Agence de Presse de l'Amérique Latine

L´hypocrisie de l´Occident face aux défis humanitaires de l´Afrique

Par Richard Ruiz Julien

Addis Abbeba, 3 septembre (Prensa Latina) Le problème démographique et la pauvreté en Afrique constituent aujourd´hui le plus important défi du dénommé continent noir, et ce alors que la communauté internationale, selon des experts ici présents, se nient à voir au-delà de la pointe de l´iceberg.


Des statistiques des Nations Unies précisent qu´en 2060 le Nigéria comptera plus de 470 millions d´habitants, le même nombre que toute l´Union Européenne (UE); le Congo en comptera quant à lui 247 millions, avec une moyenne d´âge de 24 ans.

"Si les actuelles images de personnes escaladant les frontières de la vallée de Melilla impressionnent, ou que celles de centaines de migrants sur des embarcations de fortunes sur la Méditerranée bouleversent, d´ici 30 ou 40 ans la pression de l´augmentation de la population rendra ce mouvement imparable", a souligné à Prensa Latina Afewor Kassa, chercheur du Centre des Études Stratégiques.

Selon les analystes, il est parfaitement légitime qu´une personne qui vit avec des ressources et opportunités insuffisantes désire avoir une vie meilleure.

"Dans une situation similaire, nous essaierions également; tout comme il est logique que les citoyens des nations où arrivent les migrants veuillent que ce flux soit contrôlé, sans nuire à leur quotidien", s´est exprimé Kassa.
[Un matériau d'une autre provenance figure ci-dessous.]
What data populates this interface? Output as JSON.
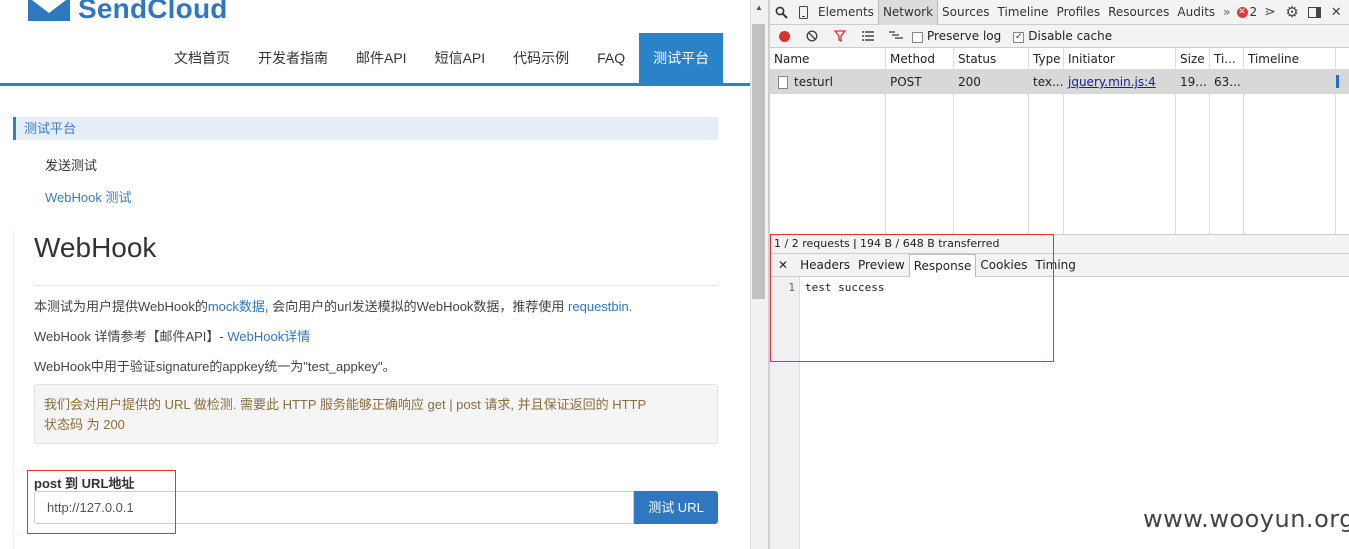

"Mais ce qui est également clair c´est que ce qui peut encore aujourd´hui être contrôlé sera impossible à contenir dans une paire de décennies. Nous serons simplement dépassés par ce défi s´il n´est pas résolu à la source", a-t-il ajouté.

Face à la crise, des voix venant d´autres parties de la planète apparaissent en proposant un Plan Marshall pour l´Afrique.

Les observateurs ont souligné le fait que même si cette dernière, ou d´autres propositions similaires sont bien intentionnées, "les bonnes intentions sont souvent portées par le diable".

"Envoyer ici des quantités considérables d´argent pour qu´elles soient investies dans des projets de développement, et tenant compte du degré de corruption des gouvernements de la région, servirait à remplir encore plus les poches de certains leaders locaux mais certainement pas à créer de la richesse parmi la population", a expliqué Tadesse Mehari, professeur de Relations Internationales de l´Université d´Addis Abeba.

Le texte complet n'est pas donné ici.